A l’occasion de la présentation du bilan de l’opération « Quartier de reconquête républicaine » à Bacalan, le maire a lancé plusieurs pistes pour lutter contre l’insécurité, affirmant que ce phénomène augmente à Bordeaux. C’est ce qu’estime aussi son rival pour les municipales Thomas Cazenave (LREM). Sauf que les statistiques de la délinquance sont loin d’être si alarmantes que ça…  

Bordeaux a peur, pourrait on dire pour paraphraser Roger Gicquel. C’est du moins ce qui transpire de la sortie martiale de Nicolas Florian ce mercredi à Bacalan. A l’issue d’un réunion de bilan du « quartier de reconquête républicaine », expérimentation de sécurité quotidienne lancée il y a 18 mois à Bordeaux-Maritime, le maire estime que la ville est « presque à une bascule ». Elle découvre « des phénomènes qu’elle ne connaissait pas, comme les bagarres de bandes rivales » selon le successeur d’Alain Juppé, qui jure de ne pas la laisser « sombrer dans l’insécurité et l’incivilité ».

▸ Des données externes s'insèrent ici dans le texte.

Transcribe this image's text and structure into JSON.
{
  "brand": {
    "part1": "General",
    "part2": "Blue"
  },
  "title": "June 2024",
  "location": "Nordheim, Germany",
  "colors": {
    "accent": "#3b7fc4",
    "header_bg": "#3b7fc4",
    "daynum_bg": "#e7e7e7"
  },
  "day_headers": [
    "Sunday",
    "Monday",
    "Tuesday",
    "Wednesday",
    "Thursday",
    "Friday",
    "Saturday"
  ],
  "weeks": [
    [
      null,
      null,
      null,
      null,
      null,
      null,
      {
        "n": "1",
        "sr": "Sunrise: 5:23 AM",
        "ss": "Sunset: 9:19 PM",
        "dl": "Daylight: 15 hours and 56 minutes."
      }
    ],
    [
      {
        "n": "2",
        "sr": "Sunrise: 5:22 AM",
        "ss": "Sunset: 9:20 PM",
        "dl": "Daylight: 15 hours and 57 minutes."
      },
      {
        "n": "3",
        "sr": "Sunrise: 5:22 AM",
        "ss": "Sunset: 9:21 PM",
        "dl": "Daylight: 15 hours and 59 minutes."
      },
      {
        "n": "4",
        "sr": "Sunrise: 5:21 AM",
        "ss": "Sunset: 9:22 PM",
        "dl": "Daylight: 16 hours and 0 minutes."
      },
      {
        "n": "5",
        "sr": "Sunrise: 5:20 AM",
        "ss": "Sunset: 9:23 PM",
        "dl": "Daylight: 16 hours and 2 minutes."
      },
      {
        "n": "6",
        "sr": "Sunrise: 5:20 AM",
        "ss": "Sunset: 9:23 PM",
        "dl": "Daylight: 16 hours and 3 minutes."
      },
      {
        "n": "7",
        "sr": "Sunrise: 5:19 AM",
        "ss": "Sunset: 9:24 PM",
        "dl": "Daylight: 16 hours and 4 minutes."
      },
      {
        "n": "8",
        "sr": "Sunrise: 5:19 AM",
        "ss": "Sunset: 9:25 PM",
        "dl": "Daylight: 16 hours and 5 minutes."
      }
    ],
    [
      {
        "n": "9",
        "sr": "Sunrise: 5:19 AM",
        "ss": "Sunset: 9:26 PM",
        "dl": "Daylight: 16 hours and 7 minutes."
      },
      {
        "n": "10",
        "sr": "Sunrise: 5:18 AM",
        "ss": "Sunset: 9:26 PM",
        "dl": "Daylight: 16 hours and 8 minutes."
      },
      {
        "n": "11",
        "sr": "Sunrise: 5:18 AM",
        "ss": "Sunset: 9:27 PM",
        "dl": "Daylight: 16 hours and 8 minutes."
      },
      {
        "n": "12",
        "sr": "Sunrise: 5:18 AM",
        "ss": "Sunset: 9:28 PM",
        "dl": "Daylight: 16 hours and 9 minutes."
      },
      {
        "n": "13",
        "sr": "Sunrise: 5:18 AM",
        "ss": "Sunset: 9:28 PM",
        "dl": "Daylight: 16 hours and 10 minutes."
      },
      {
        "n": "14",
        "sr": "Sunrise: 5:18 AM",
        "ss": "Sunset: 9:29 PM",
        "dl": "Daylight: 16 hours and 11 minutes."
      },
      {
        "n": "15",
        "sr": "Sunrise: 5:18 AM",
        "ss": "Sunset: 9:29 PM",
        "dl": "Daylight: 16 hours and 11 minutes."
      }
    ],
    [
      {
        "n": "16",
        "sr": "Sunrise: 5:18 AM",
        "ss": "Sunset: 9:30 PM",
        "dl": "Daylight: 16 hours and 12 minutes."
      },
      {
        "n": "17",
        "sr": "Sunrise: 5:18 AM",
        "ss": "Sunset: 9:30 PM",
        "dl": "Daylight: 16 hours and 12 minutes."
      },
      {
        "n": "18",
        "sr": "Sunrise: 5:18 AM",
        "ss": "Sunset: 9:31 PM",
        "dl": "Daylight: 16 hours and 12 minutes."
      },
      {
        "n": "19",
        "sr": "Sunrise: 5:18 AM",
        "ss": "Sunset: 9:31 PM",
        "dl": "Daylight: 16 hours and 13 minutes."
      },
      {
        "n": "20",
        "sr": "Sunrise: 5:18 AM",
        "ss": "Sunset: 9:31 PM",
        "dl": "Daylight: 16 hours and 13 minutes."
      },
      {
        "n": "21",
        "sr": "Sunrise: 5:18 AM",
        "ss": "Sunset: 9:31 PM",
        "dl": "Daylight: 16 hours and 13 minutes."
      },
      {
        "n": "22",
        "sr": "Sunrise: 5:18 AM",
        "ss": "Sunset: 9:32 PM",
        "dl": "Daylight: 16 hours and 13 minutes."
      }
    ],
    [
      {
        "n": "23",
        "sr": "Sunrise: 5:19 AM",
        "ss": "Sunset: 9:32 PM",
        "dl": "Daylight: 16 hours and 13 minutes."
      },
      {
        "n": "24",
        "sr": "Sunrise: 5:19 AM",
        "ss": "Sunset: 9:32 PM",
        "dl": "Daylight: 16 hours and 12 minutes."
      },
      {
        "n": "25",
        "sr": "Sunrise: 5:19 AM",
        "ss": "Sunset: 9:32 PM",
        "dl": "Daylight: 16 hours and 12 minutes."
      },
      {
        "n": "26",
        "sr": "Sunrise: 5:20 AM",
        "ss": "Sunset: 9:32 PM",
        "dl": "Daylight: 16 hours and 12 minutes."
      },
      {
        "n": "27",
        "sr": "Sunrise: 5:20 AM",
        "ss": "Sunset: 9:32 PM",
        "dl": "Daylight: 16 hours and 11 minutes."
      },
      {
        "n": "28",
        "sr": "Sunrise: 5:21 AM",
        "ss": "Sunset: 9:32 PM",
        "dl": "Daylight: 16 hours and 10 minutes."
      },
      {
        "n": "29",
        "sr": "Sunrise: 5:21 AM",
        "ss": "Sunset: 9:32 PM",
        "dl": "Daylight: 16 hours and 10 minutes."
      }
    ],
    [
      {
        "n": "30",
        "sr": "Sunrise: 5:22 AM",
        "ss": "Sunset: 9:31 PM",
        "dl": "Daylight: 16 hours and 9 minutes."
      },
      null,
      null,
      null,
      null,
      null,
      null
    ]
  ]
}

Suite à de violentes rixes dans le centre ville, dont une mortelle, et aux plaintes des habitants dans les comités de quartier, la sécurité devient ainsi un enjeu de campagne. Candidat République en marche (LREM) à la mairie de Bordeaux, Thomas Cazenave a présenté des propositions la semaine dernière, dont le renforcement de la police municipale ou une brigade contre le harcèlement. Nicolas Florian réplique en annonçant une série de « nouvelles mesures rapides ».

Ça planera pas pour les parents

D’abord, explique le magistrat communal, « un dispositif de « rappel à l’ordre », en vigueur dans d’autres communes, permettra au maire de convoquer les parents de mineurs déjà impliqués dans des bagarres, des rodéos ou des petits larcins, et sur le point de basculer dans la primo-délinquance » :

« La pédagogie pourrait en cas de nouvelle incartade être suivie de sanctions, comme des travaux d’intérêt général ou l’expulsion locative si la personne est un fauteur de troubles avéré dans le quartier. »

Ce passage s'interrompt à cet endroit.